By addressing these objectives, the project aspires to provide practical tools and techniques for optimizing data analytics processes in unpredictable and dynamic environments.

Approach

This project will adopt a methodical approach involving: - The creation of meta-models to capture variability and user requirements. - Integration of probabilistic models to align system configurations with user intents. - Iterative learning from experimentation to continuously refine decision-making models.

Ultimately, this project aims to push the boundaries of experiment-driven analytics, offering innovative solutions for managing the complexities of modern data environments.

Pre Install

Installation

To set up the project, follow these steps:

  1. Clone the repository: bash git clone git@github.com:ExtremeXP/T2.2.-OptionsExplorer.git cd T2.2.-OptionsExplorer
  2. Create the .env file in the main directory and put these variables in it:

  3. Create .env file

    nano .env

  4. Add these vriables to .env

    DB_NAME=""
    DB_USER=""
    DB_PASSWORD=""
    DB_HOST=""
    DB_PORT=""
    DATASET_FOLDER=""
    PROFILE_FOLDER=""
    JWT_SECRET_KEY=""
    HASH_SAULT=""
    
  5. Optional: For creating JWT_SECRET_KEY you can use this bash node -e "console.log(require('crypto').randomBytes(32).toString('hex'))"

  6. Add .env to source bash source .env

  7. Run Docker Compose to set up the necessary services: bash docker-compose up -d

  8. Execute all queries in /queries

    cd queries
    cat *.sql | PGPASSWORD=$DB_PASSWORD psql -U $DB_USER -h localhost -p $DB_PORT -d $DB_NAME
    

Usage

The Extreme XP Project provides a set of APIs to manage and analyze experiment-driven data effectively. Below is a list of available APIs along with their descriptions and usage examples.

To use the APIs effectively, the user must first register in the system by calling the /user/register endpoint. If the user has already registered, they can log in using the /user/login endpoint, which returns an access_token and refresh_token. Since the access_token expires daily, the user must refresh it periodically by calling /user/refresh_token, while the refresh_token remains valid for one week.

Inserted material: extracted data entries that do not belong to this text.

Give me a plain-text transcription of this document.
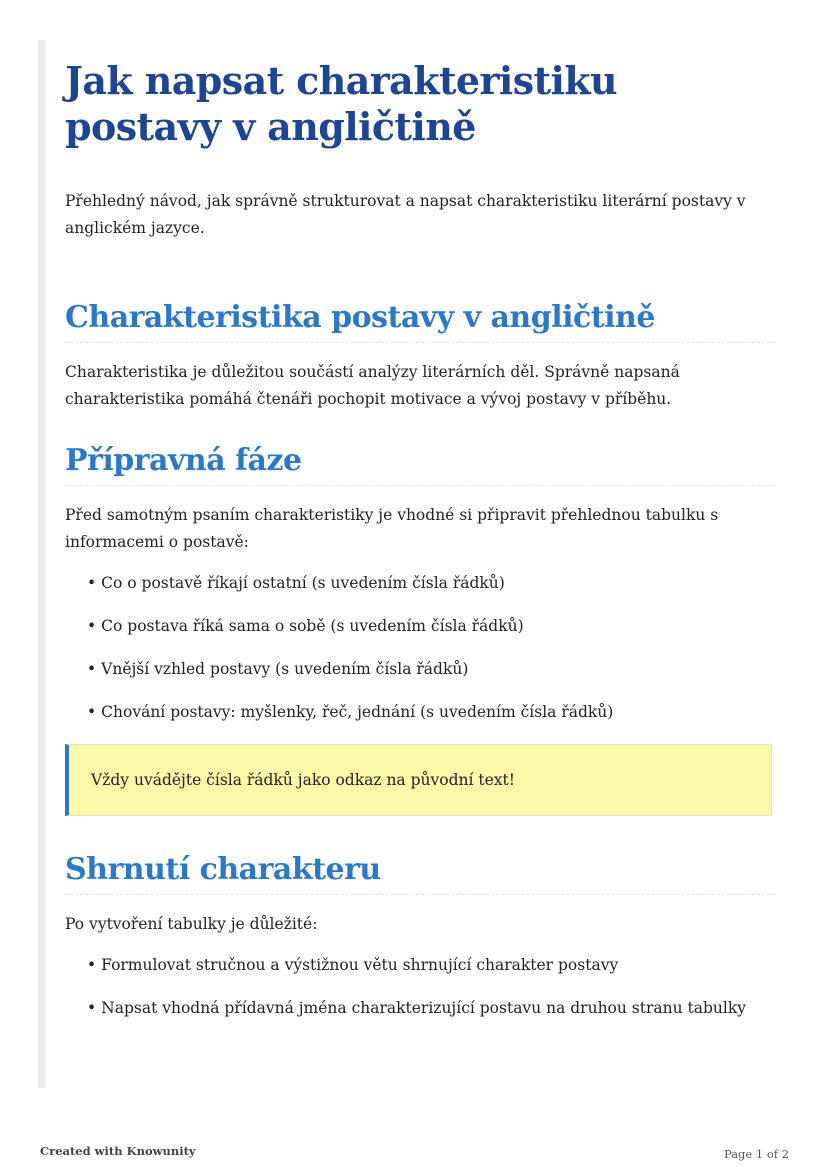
Jak napsat charakteristiku postavy v angličtině

Přehledný návod, jak správně strukturovat a napsat charakteristiku literární postavy v anglickém jazyce.

Charakteristika postavy v angličtině

Charakteristika je důležitou součástí analýzy literárních děl. Správně napsaná charakteristika pomáhá čtenáři pochopit motivace a vývoj postavy v příběhu.

Přípravná fáze

Před samotným psaním charakteristiky je vhodné si připravit přehlednou tabulku s informacemi o postavě:

• Co o postavě říkají ostatní (s uvedením čísla řádků)
• Co postava říká sama o sobě (s uvedením čísla řádků)
• Vnější vzhled postavy (s uvedením čísla řádků)
• Chování postavy: myšlenky, řeč, jednání (s uvedením čísla řádků)
Vždy uvádějte čísla řádků jako odkaz na původní text!
Shrnutí charakteru

Po vytvoření tabulky je důležité:

• Formulovat stručnou a výstižnou větu shrnující charakter postavy
• Napsat vhodná přídavná jména charakterizující postavu na druhou stranu tabulky
Created with Knowunity	Page 1 of 2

Before adding any experiments to the Option-Explorer database, all experiment description types must be defined. This is done using the /experiment/add_experience_description_type endpoint. To retrieve the list of available experiment description type IDs, the user can call /experiment/get_experiment_description_types. Once the experiment description types are set up, experiments can be added to the database either one by one using /experiment/add_experiment or in bulk via a CSV file with the /experiment/add-uc5-dataset endpoint. If needed, experiment details can be retrieved using /experiment/get_experiment.

User interaction and feedback are crucial for the MDP calculation. Every time a user clicks on an experiment, the /experiment/select_experiment endpoint is called to record the selection. Additionally, user feedback can be logged with /experiment/add_user_feedback, helping to refine the ranking process. To check how many times experiments have been selected, the system provides /experiment/get_selected_experiments.

Finally, once enough data is collected, the /experiment/call_mdp endpoint is used to calculate the MDP, ranking experiments based on soft and hard constraints provided as input. This ensures that experiment recommendations align with user preferences and system constraints.